Wonder if I can get any opinions and guidance from anyone with more experiance on a small self-hosting web hosting solution I’m imminently looking to setup.

Networking

Modem -> PFsense Box -> Managed Switch configured with Two VLANS (1 VLAN id(101) for Home LAN, 1 VLAN dedicated (id 901)for exposing the Proxmox Box) -> Proxmox Box

VMs On Proxmox

I only require two VM’s on the Proxmox box:
  • Windows Server 2019 – Only hosts 2 sites.
  • WHM/cPanel- will host 10 sites and more to come.
This is where I get more confused, the PfSense routed web traffic to the Proxmox box is this routed to the virtual NICs (I think there is a concept on Proxmox), does a virtual NIC give you seperate IP address for each VM instance.
  • Is this understanding following roughly correct for PFSense configuration? A possible way to go about the setup, PFSense would be configured so all web traffic port HTTP 80, HTTPS 443 gets routed to the VLAN 901, to the Proxmox box virtual IP address for the WHM/cPanel VM instance.
  • And then setup two specific domain name pattern match PFSense rules for for the 2 sites to route to the Windows Server VM instance virtual NIC.
Would I get two virtual IP addresses from one physical NIC card on the Proxmox box? So one virtual IP for the Windows Server 2019 VM and one virtual IP for the WHM/cPanel VM?

Or would it be a better solution to get a dual-port NIC card and map/bridge the traffic from each NIC to each VM?

Sorry not sure about the terminology I'm using is correct here.
 
I don't have Proxmox and PfSense experience, but have watched a couple of YouTube videos about setup.

Wonder if I can get any opinions and guidance from anyone with more experiance on a small self-hosting web hosting solution I’m imminently looking to setup.

Networking

Modem -> PFsense Box -> Managed Switch configured with Two VLANS (1 VLAN id(101) for Home LAN, 1 VLAN dedicated (id 901)for exposing the Proxmox Box) -> Proxmox Box

VMs On Proxmox

I only require two VM’s on the Proxmox box:
  • Windows Server 2019 – Only hosts 2 sites.
  • WHM/cPanel- will host 10 sites and more to come.
This is where I get more confused, the PfSense routed web traffic to the Proxmox box is this routed to the virtual NICs (I think there is a concept on Proxmox), does a virtual NIC give you seperate IP address for each VM instance.
You attach your VMs with virtual NICs to bridges and these bridges are connected to your physical NICs. Usually you want to give each VM its own IP (either static or using DHCP), or multiple in case then should ne member of several subnets/VLANs, so you might want to setup a reverse proxy to be able to forward traffic to the different IPs of your webservers.
  • And then setup two specific domain name pattern match PFSense rules for for the 2 sites to route to the Windows Server VM instance virtual NIC.
For that you use a reverse proxy. Not sure about pfsense but OPNsense got some plugins for that like HAproxy. I guess pfsense got something similar.
 
Thanks for the info Dunuin.
You attach your VMs with virtual NICs to bridges and these bridges are connected to your physical NICs. Usually you want to give each VM its own IP (either static or using DHCP), or multiple in case then should ne member of several subnets/VLANs, so you might want to setup a reverse proxy to be able to forward traffic to the different IPs of your webservers.

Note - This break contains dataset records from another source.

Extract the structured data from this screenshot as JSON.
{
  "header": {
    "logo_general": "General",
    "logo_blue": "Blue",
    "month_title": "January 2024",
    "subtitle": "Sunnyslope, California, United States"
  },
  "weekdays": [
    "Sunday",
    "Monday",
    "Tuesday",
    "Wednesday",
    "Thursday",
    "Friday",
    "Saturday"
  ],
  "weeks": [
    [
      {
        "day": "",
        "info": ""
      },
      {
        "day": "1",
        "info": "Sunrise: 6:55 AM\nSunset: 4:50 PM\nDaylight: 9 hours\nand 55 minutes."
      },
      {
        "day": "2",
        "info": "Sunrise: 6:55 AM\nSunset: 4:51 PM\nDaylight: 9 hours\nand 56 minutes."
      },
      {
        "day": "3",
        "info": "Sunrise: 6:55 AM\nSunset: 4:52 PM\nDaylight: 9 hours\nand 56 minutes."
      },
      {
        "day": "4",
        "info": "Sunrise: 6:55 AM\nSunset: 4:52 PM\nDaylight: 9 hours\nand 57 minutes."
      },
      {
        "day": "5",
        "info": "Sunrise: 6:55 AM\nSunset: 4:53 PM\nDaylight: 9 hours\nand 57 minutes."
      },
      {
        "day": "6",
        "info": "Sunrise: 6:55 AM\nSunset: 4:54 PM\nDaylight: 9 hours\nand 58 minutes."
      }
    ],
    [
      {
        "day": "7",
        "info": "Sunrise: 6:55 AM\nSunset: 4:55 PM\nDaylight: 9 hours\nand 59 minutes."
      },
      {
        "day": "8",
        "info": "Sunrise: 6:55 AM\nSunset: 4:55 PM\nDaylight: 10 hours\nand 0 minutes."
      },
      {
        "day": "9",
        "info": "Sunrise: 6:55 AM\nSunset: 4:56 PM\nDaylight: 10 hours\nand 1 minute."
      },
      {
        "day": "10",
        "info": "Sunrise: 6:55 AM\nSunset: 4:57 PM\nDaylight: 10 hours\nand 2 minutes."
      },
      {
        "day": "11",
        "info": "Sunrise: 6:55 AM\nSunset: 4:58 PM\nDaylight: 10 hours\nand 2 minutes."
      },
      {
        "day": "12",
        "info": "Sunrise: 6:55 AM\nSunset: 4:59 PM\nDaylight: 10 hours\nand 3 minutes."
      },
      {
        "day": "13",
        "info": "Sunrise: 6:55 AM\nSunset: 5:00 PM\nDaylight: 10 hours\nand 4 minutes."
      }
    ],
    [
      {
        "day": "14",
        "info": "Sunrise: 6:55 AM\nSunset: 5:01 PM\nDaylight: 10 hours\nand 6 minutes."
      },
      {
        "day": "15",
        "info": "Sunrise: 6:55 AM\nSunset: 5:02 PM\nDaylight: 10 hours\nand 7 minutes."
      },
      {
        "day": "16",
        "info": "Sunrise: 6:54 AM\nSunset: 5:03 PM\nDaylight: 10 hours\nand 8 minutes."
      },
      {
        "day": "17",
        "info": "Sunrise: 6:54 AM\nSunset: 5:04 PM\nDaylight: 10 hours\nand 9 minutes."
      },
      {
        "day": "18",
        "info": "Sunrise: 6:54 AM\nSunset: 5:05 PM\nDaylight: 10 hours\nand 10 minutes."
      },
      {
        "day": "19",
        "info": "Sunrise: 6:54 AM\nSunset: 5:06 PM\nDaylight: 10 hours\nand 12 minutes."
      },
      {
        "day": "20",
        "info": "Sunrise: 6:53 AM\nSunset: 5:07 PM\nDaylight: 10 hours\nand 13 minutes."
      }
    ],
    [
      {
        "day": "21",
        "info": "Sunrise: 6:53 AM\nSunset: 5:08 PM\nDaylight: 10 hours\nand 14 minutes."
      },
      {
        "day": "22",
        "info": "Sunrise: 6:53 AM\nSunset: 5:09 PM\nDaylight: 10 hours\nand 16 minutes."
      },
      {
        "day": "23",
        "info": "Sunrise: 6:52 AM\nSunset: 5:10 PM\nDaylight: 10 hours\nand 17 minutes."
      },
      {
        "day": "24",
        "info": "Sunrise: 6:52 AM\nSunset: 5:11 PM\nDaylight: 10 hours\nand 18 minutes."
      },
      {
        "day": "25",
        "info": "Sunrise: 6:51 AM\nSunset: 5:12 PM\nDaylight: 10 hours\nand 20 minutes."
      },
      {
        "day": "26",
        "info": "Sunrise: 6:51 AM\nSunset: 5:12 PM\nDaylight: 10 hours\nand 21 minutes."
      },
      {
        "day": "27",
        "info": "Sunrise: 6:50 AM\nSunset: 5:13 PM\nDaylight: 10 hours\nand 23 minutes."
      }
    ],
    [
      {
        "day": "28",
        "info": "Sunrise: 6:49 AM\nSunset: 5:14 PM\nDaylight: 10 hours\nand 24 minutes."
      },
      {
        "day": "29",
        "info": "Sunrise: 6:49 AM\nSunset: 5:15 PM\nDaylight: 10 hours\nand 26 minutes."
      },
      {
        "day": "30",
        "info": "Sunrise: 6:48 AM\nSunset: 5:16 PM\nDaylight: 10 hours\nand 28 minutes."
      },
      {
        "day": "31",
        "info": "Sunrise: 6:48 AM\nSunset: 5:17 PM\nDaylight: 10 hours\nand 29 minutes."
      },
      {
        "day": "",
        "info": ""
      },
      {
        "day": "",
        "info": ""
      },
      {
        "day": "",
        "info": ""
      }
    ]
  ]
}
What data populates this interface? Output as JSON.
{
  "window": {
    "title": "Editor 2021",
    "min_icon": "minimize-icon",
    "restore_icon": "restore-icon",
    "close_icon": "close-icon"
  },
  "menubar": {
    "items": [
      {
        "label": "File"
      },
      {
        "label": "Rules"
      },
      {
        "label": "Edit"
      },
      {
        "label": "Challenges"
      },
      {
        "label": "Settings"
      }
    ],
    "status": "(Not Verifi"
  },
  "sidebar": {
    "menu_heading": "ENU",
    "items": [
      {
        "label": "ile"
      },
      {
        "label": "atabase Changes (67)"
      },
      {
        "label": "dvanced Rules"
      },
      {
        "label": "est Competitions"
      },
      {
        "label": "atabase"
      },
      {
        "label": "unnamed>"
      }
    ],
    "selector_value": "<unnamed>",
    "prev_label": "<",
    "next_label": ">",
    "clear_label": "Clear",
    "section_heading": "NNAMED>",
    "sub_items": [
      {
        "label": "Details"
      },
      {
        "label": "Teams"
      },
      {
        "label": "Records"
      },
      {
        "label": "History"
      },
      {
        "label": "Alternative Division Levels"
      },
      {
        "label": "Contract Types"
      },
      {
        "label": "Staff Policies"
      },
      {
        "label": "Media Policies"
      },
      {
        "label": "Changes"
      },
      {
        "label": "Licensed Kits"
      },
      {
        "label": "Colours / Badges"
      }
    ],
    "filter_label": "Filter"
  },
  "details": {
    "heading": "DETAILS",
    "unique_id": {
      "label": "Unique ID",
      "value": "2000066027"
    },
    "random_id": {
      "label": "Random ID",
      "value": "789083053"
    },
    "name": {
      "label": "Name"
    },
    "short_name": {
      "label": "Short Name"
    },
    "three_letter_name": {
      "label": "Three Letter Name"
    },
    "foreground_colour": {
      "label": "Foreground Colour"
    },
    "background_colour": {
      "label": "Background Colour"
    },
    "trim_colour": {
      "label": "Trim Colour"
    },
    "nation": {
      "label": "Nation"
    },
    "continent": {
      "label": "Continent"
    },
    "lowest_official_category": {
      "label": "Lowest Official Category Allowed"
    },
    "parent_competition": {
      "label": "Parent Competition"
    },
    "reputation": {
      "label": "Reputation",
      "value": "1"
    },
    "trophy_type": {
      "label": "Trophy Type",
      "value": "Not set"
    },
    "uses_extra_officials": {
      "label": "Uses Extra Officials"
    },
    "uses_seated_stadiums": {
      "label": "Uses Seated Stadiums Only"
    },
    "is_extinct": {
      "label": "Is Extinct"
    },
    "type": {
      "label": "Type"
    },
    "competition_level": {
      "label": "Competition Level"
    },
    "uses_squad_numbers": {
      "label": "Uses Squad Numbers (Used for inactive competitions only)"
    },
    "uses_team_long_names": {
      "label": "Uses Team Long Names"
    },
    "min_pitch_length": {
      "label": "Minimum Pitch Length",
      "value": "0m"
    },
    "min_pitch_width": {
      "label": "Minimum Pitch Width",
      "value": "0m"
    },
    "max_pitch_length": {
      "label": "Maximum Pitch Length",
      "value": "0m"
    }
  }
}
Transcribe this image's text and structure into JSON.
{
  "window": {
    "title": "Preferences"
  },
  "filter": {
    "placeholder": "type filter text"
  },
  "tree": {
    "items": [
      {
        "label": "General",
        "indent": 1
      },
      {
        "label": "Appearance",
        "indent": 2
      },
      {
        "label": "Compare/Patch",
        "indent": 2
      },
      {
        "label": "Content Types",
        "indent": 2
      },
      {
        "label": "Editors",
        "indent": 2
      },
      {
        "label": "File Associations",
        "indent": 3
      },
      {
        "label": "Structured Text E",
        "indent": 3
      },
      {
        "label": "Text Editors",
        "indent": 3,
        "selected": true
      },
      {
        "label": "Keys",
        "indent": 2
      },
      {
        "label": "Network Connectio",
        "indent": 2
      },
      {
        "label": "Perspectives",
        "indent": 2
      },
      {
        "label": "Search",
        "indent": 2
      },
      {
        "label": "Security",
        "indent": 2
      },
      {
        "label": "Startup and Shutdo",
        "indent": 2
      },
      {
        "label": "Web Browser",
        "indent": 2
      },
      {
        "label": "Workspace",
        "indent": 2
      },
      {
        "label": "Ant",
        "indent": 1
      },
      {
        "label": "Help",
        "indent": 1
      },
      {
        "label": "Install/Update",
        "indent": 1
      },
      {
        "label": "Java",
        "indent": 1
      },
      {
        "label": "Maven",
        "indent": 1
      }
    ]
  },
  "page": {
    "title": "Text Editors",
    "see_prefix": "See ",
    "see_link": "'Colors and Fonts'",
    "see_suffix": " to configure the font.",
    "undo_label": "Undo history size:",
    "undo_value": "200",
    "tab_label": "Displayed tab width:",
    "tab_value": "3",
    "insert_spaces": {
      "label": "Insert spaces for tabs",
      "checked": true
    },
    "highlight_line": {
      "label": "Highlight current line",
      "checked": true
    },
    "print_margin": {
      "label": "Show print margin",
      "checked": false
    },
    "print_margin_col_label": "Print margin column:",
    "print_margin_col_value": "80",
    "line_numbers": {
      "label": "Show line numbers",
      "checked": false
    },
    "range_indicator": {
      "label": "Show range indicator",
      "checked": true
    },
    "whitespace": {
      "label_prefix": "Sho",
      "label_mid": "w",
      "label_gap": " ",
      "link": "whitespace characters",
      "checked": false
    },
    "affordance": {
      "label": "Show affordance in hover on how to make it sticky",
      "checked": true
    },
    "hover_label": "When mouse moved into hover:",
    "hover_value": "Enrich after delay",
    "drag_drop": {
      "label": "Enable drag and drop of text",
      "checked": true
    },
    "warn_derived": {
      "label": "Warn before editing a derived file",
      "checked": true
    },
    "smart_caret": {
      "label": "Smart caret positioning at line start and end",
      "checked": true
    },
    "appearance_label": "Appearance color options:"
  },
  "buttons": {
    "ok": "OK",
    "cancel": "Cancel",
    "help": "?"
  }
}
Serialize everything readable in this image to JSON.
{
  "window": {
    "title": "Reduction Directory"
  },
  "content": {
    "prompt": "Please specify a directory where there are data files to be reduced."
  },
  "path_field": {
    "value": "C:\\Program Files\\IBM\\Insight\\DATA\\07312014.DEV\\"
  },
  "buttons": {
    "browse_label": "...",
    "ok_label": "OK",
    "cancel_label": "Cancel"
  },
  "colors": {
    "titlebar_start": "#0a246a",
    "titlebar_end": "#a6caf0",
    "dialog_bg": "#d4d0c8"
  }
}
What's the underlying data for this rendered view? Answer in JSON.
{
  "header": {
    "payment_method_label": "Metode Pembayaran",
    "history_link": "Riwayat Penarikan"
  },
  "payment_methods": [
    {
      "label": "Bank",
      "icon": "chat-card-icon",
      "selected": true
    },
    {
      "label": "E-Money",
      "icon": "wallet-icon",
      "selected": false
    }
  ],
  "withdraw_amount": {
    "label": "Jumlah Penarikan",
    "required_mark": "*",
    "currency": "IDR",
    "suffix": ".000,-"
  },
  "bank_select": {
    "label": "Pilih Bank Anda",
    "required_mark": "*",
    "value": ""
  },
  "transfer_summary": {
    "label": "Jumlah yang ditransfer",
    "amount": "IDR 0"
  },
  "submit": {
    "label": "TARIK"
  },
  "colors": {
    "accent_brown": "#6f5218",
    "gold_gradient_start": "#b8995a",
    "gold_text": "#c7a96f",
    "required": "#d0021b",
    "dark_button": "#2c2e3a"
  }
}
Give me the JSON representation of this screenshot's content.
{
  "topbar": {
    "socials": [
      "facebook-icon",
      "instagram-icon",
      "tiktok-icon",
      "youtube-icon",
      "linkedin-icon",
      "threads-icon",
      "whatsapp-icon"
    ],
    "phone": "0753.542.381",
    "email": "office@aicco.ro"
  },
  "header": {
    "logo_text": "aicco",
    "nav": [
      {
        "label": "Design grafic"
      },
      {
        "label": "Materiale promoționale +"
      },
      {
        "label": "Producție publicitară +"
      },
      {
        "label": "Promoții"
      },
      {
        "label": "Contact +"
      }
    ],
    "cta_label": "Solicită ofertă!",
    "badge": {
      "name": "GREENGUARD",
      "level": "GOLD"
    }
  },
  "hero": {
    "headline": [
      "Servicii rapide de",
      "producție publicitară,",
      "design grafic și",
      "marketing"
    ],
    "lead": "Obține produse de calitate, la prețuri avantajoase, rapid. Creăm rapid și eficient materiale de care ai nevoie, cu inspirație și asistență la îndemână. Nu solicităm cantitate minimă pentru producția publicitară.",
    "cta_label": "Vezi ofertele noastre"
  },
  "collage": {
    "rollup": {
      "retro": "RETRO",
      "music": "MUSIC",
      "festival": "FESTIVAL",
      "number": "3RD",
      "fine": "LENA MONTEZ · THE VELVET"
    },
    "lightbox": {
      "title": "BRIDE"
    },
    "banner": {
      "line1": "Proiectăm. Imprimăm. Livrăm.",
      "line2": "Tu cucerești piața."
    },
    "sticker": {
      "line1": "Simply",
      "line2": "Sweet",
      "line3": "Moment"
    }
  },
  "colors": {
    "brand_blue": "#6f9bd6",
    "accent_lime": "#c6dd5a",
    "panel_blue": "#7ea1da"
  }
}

Good to know about virtual NICS to bridges then bridges connected to the physcial NICs just trying understanding the terms gets me closer to be able to set this up. Would you recommend getting two phyisical NIC cards or is it fine for one NIC to be virtualised into two v-NICS? I'm not going to saturate a single inteface card.

For that you use a reverse proxy. Not sure about pfsense but OPNsense got some plugins for that like HAproxy. I guess pfsense got something similar.

I've heard of HAProxy, pfSense has the plugin for that as well, will do some research on setting this up for doing the reverse proxy. Cheers
 
Would you recommend getting two phyisical NIC cards or is it fine for one NIC to be virtualised into two v-NICS? I'm not going to saturate a single inteface card.
One NIC is fine. But using two NICs also got some advantages, like for example when using a bond with fail-over for some redundancy. But to make really use of that the complete chain should be redundant, so two pfsenses, two switches and so on so you don`t got a single point of failure. So I would just go with a single NIC if you don't need the additional bandwidth.
 
One NIC is fine. But using two NICs also got some advantages, like for example when using a bond with fail-over for some redundancy. But to make really use of that the complete chain should be redundant, so two pfsenses, two switches and so on so you don`t got a single point of failure. So I would just go with a single NIC if you don't need the additional bandwidth.
Heard a saying in IT "Two is one and one is none." Thanks for the input. Going to attempt to get this working with just 'one' initially. Thanks for the help, I'll let you know how it goes.